Humor #553

A preacher was standing at the pulpit giving his Sunday sermon when a note was passed to him. The only word written on the sheet was IDIOT.

 Looking up at the congregation, the preacher smiled and said: I have heard of men who write letters and forget to sign their names but this is the first time I will see a man sign his name and forget to write the letters.

—–

 A doctor broke the bad news to a man, that his wife would have to be admitted to a psychiatric hospital. “I’m afraid her mind’s completely gone,” he said.

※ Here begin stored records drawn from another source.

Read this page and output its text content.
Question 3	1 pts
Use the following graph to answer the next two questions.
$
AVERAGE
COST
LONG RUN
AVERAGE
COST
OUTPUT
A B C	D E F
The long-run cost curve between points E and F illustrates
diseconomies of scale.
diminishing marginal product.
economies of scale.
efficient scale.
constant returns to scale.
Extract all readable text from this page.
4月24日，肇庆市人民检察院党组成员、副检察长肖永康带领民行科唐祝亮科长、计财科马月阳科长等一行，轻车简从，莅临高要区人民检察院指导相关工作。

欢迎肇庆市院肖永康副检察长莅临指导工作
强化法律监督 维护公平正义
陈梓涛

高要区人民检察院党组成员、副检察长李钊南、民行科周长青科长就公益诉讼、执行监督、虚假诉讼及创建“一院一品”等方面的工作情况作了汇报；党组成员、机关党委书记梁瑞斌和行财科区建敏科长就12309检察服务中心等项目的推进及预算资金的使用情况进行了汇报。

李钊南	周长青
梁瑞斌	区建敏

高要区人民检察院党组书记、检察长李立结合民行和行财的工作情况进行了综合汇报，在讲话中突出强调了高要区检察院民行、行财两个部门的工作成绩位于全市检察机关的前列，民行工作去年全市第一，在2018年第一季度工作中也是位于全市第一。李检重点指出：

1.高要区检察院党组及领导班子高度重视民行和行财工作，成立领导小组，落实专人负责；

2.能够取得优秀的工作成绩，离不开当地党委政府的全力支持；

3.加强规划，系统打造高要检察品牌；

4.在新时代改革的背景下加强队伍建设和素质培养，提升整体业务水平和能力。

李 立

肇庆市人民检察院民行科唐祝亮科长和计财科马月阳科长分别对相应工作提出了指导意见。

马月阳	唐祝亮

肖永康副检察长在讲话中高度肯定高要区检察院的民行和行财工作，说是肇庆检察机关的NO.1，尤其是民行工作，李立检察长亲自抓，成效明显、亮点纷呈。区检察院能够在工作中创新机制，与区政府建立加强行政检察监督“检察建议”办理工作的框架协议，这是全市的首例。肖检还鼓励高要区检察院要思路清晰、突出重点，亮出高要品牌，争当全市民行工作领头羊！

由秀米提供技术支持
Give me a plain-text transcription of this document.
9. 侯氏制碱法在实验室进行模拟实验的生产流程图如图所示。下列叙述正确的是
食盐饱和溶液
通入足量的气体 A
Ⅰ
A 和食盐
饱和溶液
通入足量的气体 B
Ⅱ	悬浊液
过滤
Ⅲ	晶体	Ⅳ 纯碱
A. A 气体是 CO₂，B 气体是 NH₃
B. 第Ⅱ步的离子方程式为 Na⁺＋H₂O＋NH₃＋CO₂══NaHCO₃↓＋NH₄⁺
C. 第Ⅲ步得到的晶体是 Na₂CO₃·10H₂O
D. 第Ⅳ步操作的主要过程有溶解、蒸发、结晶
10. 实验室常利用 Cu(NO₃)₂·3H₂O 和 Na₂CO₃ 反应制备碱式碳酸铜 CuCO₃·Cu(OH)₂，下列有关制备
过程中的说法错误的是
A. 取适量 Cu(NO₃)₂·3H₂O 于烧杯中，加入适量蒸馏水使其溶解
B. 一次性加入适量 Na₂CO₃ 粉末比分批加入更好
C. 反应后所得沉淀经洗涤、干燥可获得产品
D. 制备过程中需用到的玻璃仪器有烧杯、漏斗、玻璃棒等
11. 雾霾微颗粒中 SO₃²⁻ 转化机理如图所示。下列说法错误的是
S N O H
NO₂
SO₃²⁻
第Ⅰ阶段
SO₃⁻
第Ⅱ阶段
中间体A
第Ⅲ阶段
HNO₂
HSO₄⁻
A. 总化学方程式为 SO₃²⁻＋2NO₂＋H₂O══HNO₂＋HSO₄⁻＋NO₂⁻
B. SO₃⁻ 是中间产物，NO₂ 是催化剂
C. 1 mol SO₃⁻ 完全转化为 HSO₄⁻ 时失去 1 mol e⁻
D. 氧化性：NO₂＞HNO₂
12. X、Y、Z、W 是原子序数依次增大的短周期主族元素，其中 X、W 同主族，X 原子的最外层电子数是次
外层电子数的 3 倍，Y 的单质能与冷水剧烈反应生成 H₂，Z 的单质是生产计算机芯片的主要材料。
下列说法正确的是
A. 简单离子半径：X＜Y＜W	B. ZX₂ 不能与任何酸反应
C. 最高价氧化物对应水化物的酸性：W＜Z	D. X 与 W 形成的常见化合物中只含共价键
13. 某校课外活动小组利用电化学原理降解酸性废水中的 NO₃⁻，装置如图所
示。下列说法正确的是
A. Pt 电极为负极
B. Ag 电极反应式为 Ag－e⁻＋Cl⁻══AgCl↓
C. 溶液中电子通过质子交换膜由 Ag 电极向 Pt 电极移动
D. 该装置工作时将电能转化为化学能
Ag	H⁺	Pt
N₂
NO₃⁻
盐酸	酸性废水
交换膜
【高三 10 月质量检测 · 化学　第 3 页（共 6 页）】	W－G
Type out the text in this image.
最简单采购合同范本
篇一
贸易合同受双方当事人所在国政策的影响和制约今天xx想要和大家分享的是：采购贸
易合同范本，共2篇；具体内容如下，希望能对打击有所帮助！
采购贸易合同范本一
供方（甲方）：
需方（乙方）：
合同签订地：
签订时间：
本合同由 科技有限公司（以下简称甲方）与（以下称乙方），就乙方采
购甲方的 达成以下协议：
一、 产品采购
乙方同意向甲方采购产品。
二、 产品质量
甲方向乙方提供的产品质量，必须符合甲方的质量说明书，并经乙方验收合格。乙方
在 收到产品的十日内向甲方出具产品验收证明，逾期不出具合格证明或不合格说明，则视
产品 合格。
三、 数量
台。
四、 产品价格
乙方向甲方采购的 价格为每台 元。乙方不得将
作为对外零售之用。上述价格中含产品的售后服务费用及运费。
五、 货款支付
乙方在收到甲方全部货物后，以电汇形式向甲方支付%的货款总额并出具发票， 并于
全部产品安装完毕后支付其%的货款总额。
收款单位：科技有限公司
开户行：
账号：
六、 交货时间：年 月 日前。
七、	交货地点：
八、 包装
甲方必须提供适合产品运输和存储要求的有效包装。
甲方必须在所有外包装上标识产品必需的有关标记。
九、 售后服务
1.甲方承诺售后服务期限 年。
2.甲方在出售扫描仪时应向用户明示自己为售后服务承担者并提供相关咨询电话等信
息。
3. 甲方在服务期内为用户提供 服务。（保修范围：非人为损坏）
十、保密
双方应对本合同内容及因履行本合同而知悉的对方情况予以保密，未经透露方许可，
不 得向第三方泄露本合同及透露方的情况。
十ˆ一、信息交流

 “Makes sense,” mumbled the man. “She’s been giving me a piece of it every day for the last 15 years.”

 —–

The old man had died.  A wonderful funeral was in progress and the country preacher talked at length of the good traits of the deceased, what an honest man he was, and what a loving husband and kind father he was.

Finally, the widow leaned over and whispered to one of her children,

“Go up there and take a look in the coffin and see if that’s your pa in there.”

—–

During a difficult psychology lecture, a pre-med student interrupted: “Why do we have to learn this stuff?”

“To save lives,” Professor Mike Wilson responded firmly and continued the lecture.

A few minutes later, the same student spoke up again: “So, how exactly does psychology save lives?”

Dr. Wilson replied, “It keeps the idiots out of medical school.”